ThinkProgress.org: Both Republican and Democratic lawmakers are upset over a new Government Accountability Office report showing that the “soaring price of oil will leave the Iraqi government with a cumulative budget surplus of as much as $79 billion by year’s end.” Since 2003, U.S. taxpayers have spent $42 billion for the stabilization and reconstruction of Iraq. In contrast, the Iraqi government has allocated $28 billion for similar improvements, but has spent less than $4 billion.
Today on CNN, Sen. John Cornyn (R-TX) tried to spin these facts as good news and a vindication of the Bush administration’s policies in Iraq:
BLITZER: Sen. Cornyn, there are a lot of Americans who feel that the Iraqis are playing the U.S. for suckers.CORNYN: Well, I think, you know, we’ve fought long and hard to get to this position where now there is a hope that Iraq can govern and defend itself, Wolf. If we had simply quit as Harry Reid, Nancy Pelosi and Sen. Obama wanted us to do early on, we wouldn’t be having this discussion. There wouldn’t even be the hope of a self-governing democracy of an Arab world in the Middle East.

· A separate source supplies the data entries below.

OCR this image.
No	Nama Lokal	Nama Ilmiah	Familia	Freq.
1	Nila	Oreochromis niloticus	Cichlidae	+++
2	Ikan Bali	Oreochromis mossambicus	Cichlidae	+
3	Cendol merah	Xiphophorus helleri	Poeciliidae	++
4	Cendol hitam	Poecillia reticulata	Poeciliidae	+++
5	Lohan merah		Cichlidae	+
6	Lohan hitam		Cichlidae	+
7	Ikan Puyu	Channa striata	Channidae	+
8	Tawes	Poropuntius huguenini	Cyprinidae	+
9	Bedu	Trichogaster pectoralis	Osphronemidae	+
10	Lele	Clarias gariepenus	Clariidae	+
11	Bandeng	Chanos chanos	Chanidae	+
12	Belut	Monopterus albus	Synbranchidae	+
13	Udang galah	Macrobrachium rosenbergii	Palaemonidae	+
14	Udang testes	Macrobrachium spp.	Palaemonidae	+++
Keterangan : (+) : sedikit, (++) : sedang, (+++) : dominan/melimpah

This ought to be a subject of negotiations between two sovereign powers.
But as Sen. Carl Levin (D-MI) pointed out, Iraq’s surplus actually shows the failure of the Bush administration’s policies in holding the Iraqi government accountable, politically. “If we would have had our way we would have had a reasonable timetable for the redeployment of most of our troops which would have put pressure on the Iraqi government to do what they are not doing,” said Levin, “which is essential to end the conflict in Iraq and that is to work out a political settlement among themselves.” Watch it:
Paul Wolfowitz told the American people in 2003 that Iraq would be able to “finance its own reconstruction and relatively soon.” Five years later, the Bush administration continues to spend billions of U.S. taxpayer money instead. As Matt Duss noted at the Wonk Room, the administration has “committed tens of billions of American dollars to various Iraqi construction projects with no real plan for how all of it’s supposed to add up to a stable Iraqi state.”

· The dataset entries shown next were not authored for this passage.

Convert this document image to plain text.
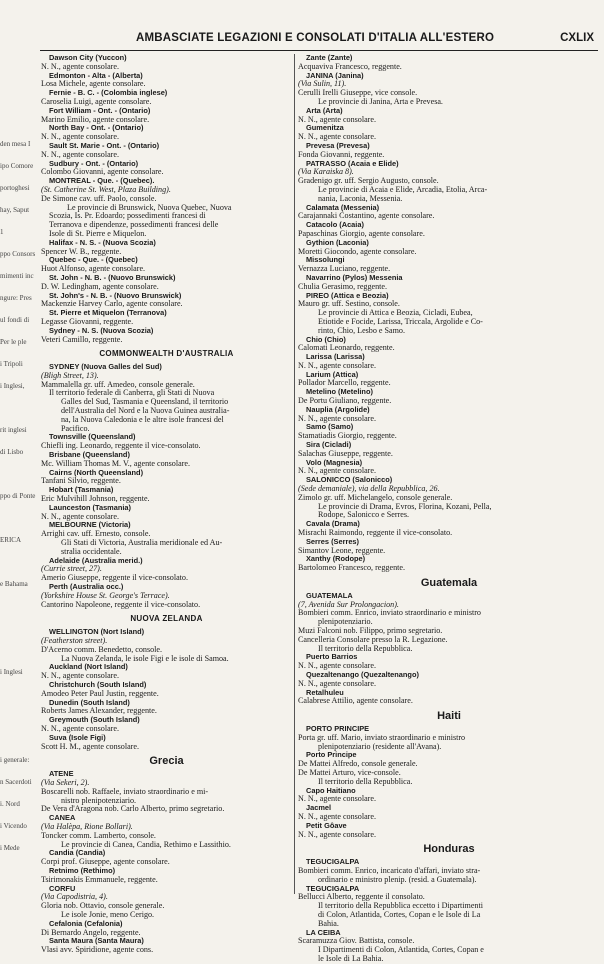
den mesa I
ipo Comore
portoghesi
hay, Saput
1
ppo Consors
mimenti inc
ngure: Pres
ul fondi di
Per le ple
i Tripoli
i Inglesi,
rit inglesi
di Lisbo
ppo di Ponte
ERICA
e Bahama
i Inglesi
i generale:
n Sacerdoti
i. Nord
i Vicendo
i Mede
AMBASCIATE LEGAZIONI E CONSOLATI D'ITALIA ALL'ESTERO	CXLIX
Dawson City (Yuccon)
N. N., agente consolare.
Edmonton - Alta - (Alberta)
Losa Michele, agente consolare.
Fernie - B. C. - (Colombia inglese)
Caroselia Luigi, agente consolare.
Fort William - Ont. - (Ontario)
Marino Emilio, agente consolare.
North Bay - Ont. - (Ontario)
N. N., agente consolare.
Sault St. Marie - Ont. - (Ontario)
N. N., agente consolare.
Sudbury - Ont. - (Ontario)
Colombo Giovanni, agente consolare.
MONTREAL - Que. - (Quebec).
(St. Catherine St. West, Plaza Building).
De Simone cav. uff. Paolo, console.
Le provincie di Brunswick, Nuova Quebec, Nuova
Scozia, Is. Pr. Edoardo; possedimenti francesi di
Terranova e dipendenze, possedimenti francesi delle
Isole di St. Pierre e Miquelon.
Halifax - N. S. - (Nuova Scozia)
Spencer W. B., reggente.
Quebec - Que. - (Quebec)
Huot Alfonso, agente consolare.
St. John - N. B. - (Nuovo Brunswick)
D. W. Ledingham, agente consolare.
St. John's - N. B. - (Nuovo Brunswick)
Mackenzie Harvey Carlo, agente consolare.
St. Pierre et Miquelon (Terranova)
Legasse Giovanni, reggente.
Sydney - N. S. (Nuova Scozia)
Veteri Camillo, reggente.
COMMONWEALTH D'AUSTRALIA
SYDNEY (Nuova Galles del Sud)
(Bligh Street, 13).
Mammalella gr. uff. Amedeo, console generale.
Il territorio federale di Canberra, gli Stati di Nuova
Galles del Sud, Tasmania e Queensland, il territorio
dell'Australia del Nord e la Nuova Guinea australia-
na, la Nuova Caledonia e le altre isole francesi del
Pacifico.
Townsville (Queensland)
Chiefli ing. Leonardo, reggente il vice-consolato.
Brisbane (Queensland)
Mc. William Thomas M. V., agente consolare.
Cairns (North Queensland)
Tanfani Silvio, reggente.
Hobart (Tasmania)
Eric Mulvihill Johnson, reggente.
Launceston (Tasmania)
N. N., agente consolare.
MELBOURNE (Victoria)
Arrighi cav. uff. Ernesto, console.
Gli Stati di Victoria, Australia meridionale ed Au-
stralia occidentale.
Adelaide (Australia merid.)
(Currie street, 27).
Amerio Giuseppe, reggente il vice-consolato.
Perth (Australia occ.)
(Yorkshire House St. George's Terrace).
Cantorino Napoleone, reggente il vice-consolato.
NUOVA ZELANDA
WELLINGTON (Nort Island)
(Featherston street).
D'Acerno comm. Benedetto, console.
La Nuova Zelanda, le isole Figi e le isole di Samoa.
Auckland (Nort Island)
N. N., agente consolare.
Christchurch (South Island)
Amodeo Peter Paul Justin, reggente.
Dunedin (South Island)
Roberts James Alexander, reggente.
Greymouth (South Island)
N. N., agente consolare.
Suva (Isole Figi)
Scott H. M., agente consolare.
Grecia
ATENE
(Via Sekeri, 2).
Boscarelli nob. Raffaele, inviato straordinario e mi-
nistro plenipotenziario.
De Vera d'Aragona nob. Carlo Alberto, primo segretario.
CANEA
(Via Halèpa, Rione Bollari).
Toncker comm. Lamberto, console.
Le provincie di Canea, Candia, Rethimo e Lassithio.
Candia (Candia)
Corpi prof. Giuseppe, agente consolare.
Retnimo (Rethimo)
Tsirimonakis Emmanuele, reggente.
CORFU
(Via Capodistria, 4).
Gloria nob. Ottavio, console generale.
Le isole Jonie, meno Cerigo.
Cefalonia (Cefalonia)
Di Bernardo Angelo, reggente.
Santa Maura (Santa Maura)
Vlasi avv. Spiridione, agente cons.
Zante (Zante)
Acquaviva Francesco, reggente.
JANINA (Janina)
(Via Sulin, 11).
Cerulli Irelli Giuseppe, vice console.
Le provincie di Janina, Arta e Prevesa.
Arta (Arta)
N. N., agente consolare.
Gumenitza
N. N., agente consolare.
Prevesa (Prevesa)
Fonda Giovanni, reggente.
PATRASSO (Acaia e Elide)
(Via Karaiska 8).
Gradenigo gr. uff. Sergio Augusto, console.
Le provincie di Acaia e Elide, Arcadia, Etolia, Arca-
nania, Laconia, Messenia.
Calamata (Messenia)
Carajannaki Costantino, agente consolare.
Catacolo (Acaia)
Papaschinas Giorgio, agente consolare.
Gythion (Laconia)
Moretti Giocondo, agente consolare.
Missolungi
Vernazza Luciano, reggente.
Navarrino (Pylos) Messenia
Chulia Gerasimo, reggente.
PIREO (Attica e Beozia)
Mauro gr. uff. Sestino, console.
Le provincie di Attica e Beozia, Cicladi, Eubea,
Etiotide e Focide, Larissa, Triccala, Argolide e Co-
rinto, Chio, Lesbo e Samo.
Chio (Chio)
Calomati Leonardo, reggente.
Larissa (Larissa)
N. N., agente consolare.
Larium (Attica)
Pollador Marcello, reggente.
Metelino (Metelino)
De Portu Giuliano, reggente.
Nauplia (Argolide)
N. N., agente consolare.
Samo (Samo)
Stamatiadis Giorgio, reggente.
Sira (Cicladi)
Salachas Giuseppe, reggente.
Volo (Magnesia)
N. N., agente consolare.
SALONICCO (Salonicco)
(Sede demaniale), via della Repubblica, 26.
Zimolo gr. uff. Michelangelo, console generale.
Le provincie di Drama, Evros, Florina, Kozani, Pella,
Rodope, Salonicco e Serres.
Cavala (Drama)
Misrachi Raimondo, reggente il vice-consolato.
Serres (Serres)
Simantov Leone, reggente.
Xanthy (Rodope)
Bartolomeo Francesco, reggente.
Guatemala
GUATEMALA
(7, Avenida Sur Prolongacion).
Bombieri comm. Enrico, inviato straordinario e ministro
plenipotenziario.
Muzi Falconi nob. Filippo, primo segretario.
Cancelleria Consolare presso la R. Legazione.
Il territorio della Repubblica.
Puerto Barrios
N. N., agente consolare.
Quezaltenango (Quezaltenango)
N. N., agente consolare.
Retalhuleu
Calabrese Attilio, agente consolare.
Haiti
PORTO PRINCIPE
Porta gr. uff. Mario, inviato straordinario e ministro
plenipotenziario (residente all'Avana).
Porto Principe
De Mattei Alfredo, console generale.
De Mattei Arturo, vice-console.
Il territorio della Repubblica.
Capo Haitiano
N. N., agente consolare.
Jacmel
N. N., agente consolare.
Petit Gôave
N. N., agente consolare.
Honduras
TEGUCIGALPA
Bombieri comm. Enrico, incaricato d'affari, inviato stra-
ordinario e ministro plenip. (resid. a Guatemala).
TEGUCIGALPA
Bellucci Alberto, reggente il consolato.
Il territorio della Repubblica eccetto i Dipartimenti
di Colon, Atlantida, Cortes, Copan e le Isole di La
Bahia.
LA CEIBA
Scaramuzza Giov. Battista, console.
I Dipartimenti di Colon, Atlantida, Cortes, Copan e
le Isole di La Bahia.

Levin has also said that he is “seeking a provision in the defense authorization bill that would preclude spending U.S. funds on large-scale infrastructure projects in Iraq, defined as a those that exceed $2 million.” Today on CNN, Cornyn said he supported that measure.
LSB: If Iraq does have a surplus of $79 billion, why aren't they paying their share of rebuilding their country so my tax dollars can be used here at home? I thought the Iraqi oil money was going to pay for this damn war!